Sunday, February 10, 2013

Situation "Meltdown"



Scene:  Command center of a submarine, middle of the Indian Ocean, depth 1500 feet.
Scenario:  Routine mission, all systems appear to be functioning normally, just a "day in the life", when...
Action:  A *ping* is heard in the command center and a tiny *blip* slings across the green screen.  The sonar officer checks the status of the equipment.
"Everything appears to be functioning normally", he reports matter-of-factly to the Commanding Officer.  For a moment, all attention is focused on the sonar screen waiting to see if another *blip* occurs.  Eyebrow raised, the XO issues the order.   "Run routine diagnostics and report."
"Acknowledged.  Sir, pressure in tanks appear to be at critical levels and rising.  All missiles are engaged and hot.   We appear to be at full alert and on the verge of an imminent meltdown!!  There were no warnings.  The command center was not notified that there was a "situation" in progress.  Orders, sir, we need orders now!"
And then, the command that the crew dreads:  "EMERGENCY BLOW...NOW!"  aahh-ooogga  aahh-ooogga  <red lights circle the control room as a flurry of activity begins>  With one last hesitation, the sonar officer hits the button and with a rapid blow, releases all ballast from the tanks.  The result is an immediate, rapid ascent and an impressive display of waterworks as the sub suddenly breaches the surface of the normally placid blue sea.
End Scene.

And that, my friends, is how an Emotional Meltdown occurs.  Seemingly out of the blue, it is really the result of an escalation of emotions that are being managed below the surface.  As little things come up, we poke a cork into the tiny leaks as they spring up.  And the internal pressure starts to build.  We tell ourselves that we can handle it...it will settle down in time.  Then, something (or somethings) pops up on another front...at work or at home or in a relationship or somewhere else in our life.  Another cork and the pressure gauge goes up.  Symptoms that "somethings up" get brushed aside.  *ping* Not sleeping well = lots of things to do.  *blip* Headache = lots to think about.  *ping*blip* Nervous stomach = just anxious about trying something new.

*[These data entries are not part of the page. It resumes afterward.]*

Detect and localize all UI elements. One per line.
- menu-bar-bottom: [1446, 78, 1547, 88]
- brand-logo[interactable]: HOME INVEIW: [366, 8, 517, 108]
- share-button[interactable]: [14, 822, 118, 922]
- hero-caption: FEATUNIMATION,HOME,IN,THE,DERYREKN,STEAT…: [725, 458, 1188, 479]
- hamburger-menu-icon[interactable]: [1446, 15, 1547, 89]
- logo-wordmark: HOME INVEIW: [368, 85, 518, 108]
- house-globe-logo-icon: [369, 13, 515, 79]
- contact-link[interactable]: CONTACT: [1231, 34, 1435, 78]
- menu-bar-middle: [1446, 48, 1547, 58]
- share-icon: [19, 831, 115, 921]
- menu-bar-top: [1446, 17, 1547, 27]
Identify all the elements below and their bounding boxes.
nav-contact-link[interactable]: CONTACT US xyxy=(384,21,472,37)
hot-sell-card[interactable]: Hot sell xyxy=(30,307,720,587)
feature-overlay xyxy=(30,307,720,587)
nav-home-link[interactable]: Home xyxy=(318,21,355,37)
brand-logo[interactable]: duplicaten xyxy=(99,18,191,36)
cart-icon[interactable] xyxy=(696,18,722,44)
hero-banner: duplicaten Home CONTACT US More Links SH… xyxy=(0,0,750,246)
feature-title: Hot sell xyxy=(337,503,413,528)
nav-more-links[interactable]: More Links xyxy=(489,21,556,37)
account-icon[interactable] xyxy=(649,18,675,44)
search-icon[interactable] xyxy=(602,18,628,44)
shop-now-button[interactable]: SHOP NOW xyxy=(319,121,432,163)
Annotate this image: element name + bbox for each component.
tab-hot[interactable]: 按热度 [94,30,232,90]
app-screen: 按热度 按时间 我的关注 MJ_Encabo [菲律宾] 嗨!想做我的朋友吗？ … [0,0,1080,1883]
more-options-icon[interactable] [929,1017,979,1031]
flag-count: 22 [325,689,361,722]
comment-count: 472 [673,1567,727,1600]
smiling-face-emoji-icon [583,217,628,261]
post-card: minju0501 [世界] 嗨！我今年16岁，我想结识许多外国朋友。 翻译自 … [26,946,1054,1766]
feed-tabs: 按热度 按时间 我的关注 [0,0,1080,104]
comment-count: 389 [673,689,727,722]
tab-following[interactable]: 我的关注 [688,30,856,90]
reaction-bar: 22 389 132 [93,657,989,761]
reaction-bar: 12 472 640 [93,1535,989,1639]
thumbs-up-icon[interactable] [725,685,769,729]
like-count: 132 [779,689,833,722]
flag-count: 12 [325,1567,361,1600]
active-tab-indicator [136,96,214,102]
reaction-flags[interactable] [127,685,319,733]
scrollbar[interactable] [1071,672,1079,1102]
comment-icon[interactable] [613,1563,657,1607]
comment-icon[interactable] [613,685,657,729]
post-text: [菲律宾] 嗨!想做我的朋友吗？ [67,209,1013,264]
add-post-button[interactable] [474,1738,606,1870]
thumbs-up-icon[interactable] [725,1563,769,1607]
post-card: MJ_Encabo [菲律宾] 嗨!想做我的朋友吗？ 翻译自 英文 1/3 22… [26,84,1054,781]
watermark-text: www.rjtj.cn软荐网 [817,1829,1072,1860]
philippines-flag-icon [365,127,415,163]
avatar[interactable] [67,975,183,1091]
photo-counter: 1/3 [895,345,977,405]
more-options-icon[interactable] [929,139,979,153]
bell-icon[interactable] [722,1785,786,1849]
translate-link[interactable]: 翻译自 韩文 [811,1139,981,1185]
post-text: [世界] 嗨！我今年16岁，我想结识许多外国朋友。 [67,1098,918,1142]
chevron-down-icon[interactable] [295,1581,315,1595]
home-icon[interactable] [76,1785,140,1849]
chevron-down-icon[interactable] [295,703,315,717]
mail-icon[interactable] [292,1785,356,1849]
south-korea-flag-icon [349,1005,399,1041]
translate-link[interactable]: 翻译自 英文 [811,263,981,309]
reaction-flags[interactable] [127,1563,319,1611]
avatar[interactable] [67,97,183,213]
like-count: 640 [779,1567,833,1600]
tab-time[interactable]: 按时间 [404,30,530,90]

Yoga is about aligning our inner and outer selves.  Asana practice links our physical body with our emotions. I first experienced this link when doing "Torturasana" (as we fondly call the Intense and Torturous Quad Stretch at the Wall) and the emotions of agitation and anger that came up for me.  I had noticed in Savasana before...to some extent...when I would feel anxious and my mind would wind its way through a maze to find the source.  But this time, once the corks started popping out, baby, there was no stuffing them back in (not that I didn't give it a completely ineffective try).  Grace lead me to a time and place to be wrapped in love and support when *splat* I hit the wall with an "impressive display of waterworks".  That's what yoga gives us.  Support that needs no thanks.  Friends that mop up the waterworks.  Warm hugs that pop the corks at just the right time and in just the right place to help us get through something we didn't know how to manage through on our own.  Yoga shows us the way.